Still, the iTunes Store story begins with music. So it’s appropriate that, on the tenth anniversary of the store’s opening, we’re on the cusp of another shift in digital music, with streaming looking to replace downloads as the next listening experience. But before we think about what’s next, let’s look back at what was.
The way we were
Apple wasn’t the first company to think of selling music online. Before the iTunes Music Store hit the scene, you could subscribe to services like Rhapsody, PressPlay, and eMusic that offered a certain number of downloads a month. But most of these songs came with strings attached—limits on what you could do with that music and where you could listen to it.
As a result, many music listeners turned to other avenues for getting their hands on digital songs—namely, the peer-to-peer networks that emerged in the wake of the file-sharing service Napster. Through networks such as Kazaa and LimeWire, you could find and download almost any individual track you wanted. You didn’t have to buy an entire album or deal with digital rights management (DRM) that prevented you from listening on your MP3 player or burning it to a CD. And you didn’t even have to pay for it—which was, in almost every case, illegal.
Many start-ups tried to find the right mix of selection, ease of use, and price to entice listeners into legal digital music, says Russ Crupnick, an analyst with research firm NPD Group. Most failed. It took Apple to find the magic combination.
To put it another way, Apple may not have invented the notion of selling digital music, but it certainly made the process easier than anyone who had tried before it.
Changing the music industry’s tune
Crupnick credits Apple’s digital music ecosystem with making the difference. The company didn’t just launch a store. It built that retail effort directly into its iTunes music software and made sure that the songs you bought from iTunes worked seamlessly with the iPod.

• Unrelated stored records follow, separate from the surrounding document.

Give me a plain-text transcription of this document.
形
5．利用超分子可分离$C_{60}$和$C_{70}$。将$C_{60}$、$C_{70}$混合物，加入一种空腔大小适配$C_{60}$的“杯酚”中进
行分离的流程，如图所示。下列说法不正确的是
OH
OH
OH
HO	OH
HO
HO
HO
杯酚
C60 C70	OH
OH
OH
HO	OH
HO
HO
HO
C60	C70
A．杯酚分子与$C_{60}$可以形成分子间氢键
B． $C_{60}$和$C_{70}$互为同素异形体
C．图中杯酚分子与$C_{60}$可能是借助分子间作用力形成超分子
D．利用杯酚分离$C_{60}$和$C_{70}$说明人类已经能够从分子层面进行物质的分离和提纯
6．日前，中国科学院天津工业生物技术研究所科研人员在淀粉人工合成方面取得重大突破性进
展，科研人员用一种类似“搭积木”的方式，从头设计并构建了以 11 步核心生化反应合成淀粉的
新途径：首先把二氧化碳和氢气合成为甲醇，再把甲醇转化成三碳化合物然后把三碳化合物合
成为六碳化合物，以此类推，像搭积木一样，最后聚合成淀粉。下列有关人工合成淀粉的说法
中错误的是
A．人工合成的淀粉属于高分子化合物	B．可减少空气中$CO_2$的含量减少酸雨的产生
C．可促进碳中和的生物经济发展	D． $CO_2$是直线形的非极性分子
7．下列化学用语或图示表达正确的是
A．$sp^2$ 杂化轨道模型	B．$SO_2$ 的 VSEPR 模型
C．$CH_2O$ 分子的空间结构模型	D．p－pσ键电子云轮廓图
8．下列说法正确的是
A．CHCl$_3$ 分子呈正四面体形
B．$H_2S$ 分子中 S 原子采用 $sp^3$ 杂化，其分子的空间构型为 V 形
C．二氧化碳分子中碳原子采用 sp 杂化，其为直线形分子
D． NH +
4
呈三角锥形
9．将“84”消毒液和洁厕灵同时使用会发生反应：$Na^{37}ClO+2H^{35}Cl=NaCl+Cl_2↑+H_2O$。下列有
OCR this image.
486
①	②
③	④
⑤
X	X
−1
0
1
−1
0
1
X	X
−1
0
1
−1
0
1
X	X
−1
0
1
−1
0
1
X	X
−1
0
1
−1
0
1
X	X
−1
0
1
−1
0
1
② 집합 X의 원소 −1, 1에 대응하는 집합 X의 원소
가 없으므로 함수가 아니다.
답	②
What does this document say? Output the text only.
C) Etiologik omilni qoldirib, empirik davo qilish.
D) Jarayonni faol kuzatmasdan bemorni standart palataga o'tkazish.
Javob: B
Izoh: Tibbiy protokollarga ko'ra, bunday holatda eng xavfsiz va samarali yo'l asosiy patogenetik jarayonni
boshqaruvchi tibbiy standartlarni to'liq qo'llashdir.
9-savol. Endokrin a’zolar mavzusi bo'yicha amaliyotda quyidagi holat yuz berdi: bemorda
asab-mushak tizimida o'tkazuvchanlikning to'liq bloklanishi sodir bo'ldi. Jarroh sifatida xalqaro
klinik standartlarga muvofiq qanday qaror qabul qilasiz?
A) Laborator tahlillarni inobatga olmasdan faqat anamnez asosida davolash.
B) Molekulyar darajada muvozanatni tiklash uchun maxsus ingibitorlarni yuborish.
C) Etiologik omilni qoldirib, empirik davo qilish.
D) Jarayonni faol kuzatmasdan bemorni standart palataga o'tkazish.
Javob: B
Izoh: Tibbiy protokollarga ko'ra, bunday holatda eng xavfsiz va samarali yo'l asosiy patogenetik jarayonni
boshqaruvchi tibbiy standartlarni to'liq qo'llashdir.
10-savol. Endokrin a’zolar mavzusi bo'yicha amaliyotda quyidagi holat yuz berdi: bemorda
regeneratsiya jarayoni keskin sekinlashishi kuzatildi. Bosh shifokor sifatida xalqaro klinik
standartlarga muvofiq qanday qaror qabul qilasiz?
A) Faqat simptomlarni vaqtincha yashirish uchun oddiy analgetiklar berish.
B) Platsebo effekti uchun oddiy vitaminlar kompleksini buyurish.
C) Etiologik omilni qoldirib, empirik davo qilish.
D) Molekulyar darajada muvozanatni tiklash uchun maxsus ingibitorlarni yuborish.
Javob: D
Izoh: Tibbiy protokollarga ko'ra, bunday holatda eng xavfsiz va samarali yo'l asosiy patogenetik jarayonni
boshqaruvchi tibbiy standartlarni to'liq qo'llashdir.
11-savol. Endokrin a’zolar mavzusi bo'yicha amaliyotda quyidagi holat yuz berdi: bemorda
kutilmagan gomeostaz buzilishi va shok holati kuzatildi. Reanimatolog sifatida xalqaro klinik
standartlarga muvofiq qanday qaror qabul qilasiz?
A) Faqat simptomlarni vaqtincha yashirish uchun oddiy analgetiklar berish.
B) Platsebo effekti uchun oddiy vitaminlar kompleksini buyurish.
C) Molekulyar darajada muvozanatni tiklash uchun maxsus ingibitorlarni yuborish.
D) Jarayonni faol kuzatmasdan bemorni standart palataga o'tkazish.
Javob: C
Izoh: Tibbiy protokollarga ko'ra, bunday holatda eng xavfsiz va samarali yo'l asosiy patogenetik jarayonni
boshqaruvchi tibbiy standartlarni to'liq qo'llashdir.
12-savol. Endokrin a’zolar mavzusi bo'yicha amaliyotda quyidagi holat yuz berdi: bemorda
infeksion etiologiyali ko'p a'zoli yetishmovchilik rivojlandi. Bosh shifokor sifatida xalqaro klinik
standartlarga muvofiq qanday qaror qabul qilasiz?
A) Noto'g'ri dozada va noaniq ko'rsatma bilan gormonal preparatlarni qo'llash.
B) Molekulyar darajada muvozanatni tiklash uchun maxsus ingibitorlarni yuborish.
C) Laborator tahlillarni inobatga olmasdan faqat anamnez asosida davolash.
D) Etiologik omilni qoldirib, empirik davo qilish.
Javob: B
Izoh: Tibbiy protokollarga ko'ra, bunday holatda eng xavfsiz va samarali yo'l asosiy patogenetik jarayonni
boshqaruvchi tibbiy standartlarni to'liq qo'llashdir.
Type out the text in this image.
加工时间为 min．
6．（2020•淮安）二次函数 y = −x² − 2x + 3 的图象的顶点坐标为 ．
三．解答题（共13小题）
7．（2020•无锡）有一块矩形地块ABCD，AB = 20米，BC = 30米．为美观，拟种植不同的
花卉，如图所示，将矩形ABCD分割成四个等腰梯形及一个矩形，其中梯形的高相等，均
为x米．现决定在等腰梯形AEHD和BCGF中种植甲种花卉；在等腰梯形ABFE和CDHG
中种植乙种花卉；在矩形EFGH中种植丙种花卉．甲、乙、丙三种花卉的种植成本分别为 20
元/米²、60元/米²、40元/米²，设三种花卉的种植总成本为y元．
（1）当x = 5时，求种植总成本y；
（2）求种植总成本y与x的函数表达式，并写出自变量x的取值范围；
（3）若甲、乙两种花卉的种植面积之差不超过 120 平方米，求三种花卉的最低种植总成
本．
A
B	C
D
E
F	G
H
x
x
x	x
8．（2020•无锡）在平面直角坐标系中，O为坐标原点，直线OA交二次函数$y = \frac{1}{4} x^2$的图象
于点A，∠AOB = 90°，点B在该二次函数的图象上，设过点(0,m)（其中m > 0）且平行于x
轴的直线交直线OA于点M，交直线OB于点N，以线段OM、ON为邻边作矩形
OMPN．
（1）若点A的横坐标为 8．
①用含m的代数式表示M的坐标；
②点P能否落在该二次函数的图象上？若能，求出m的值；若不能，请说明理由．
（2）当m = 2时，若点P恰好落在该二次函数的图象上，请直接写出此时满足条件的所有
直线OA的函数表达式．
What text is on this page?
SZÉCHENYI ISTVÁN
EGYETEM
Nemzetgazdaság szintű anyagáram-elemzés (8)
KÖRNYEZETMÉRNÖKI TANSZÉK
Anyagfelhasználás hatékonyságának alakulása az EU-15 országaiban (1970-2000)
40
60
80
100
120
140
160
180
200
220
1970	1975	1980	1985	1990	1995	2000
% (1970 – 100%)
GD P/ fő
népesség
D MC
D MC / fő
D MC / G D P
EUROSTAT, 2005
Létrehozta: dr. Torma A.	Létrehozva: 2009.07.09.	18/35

Apple also convinced record labels to buy into some important innovations as well, including letting iTunes shoppers transfer files to more than one device and burn tracks to CDs (with some limitations, of course). Before the iTunes Music Store’s arrival, you could do those things only if you had ripped music from a CD or downloaded a track without DRM.
“Apple dragged the music industry by the scruff of its neck into the digital age,” says Mark Mulligan, music industry analyst and founder of Midia Consulting.
Digital downloads also let listeners pick and choose which songs they wanted, a dramatic change from the album-centric models we’d grown used to from records, tapes, and CDs. “iTunes enabled people to skip the filler tracks and go straight to the killer tracks,” Mulligan says.
Want to know how successful the iTunes Music Store was? Look at all the copycats it spawned. Microsoft, Virgin, Real Networks, Sony, and Walmart all started digital download services. But only iTunes worked with the iPod, and only iTunes remains relevant ten years later. Earlier this month, NPD reported that Apple still enjoys a 63 percent share of the paid music download market. (It enjoys similarly sized chunks of the market for movie and TV downloads—65 and 67 percent, respectively, NPD says.)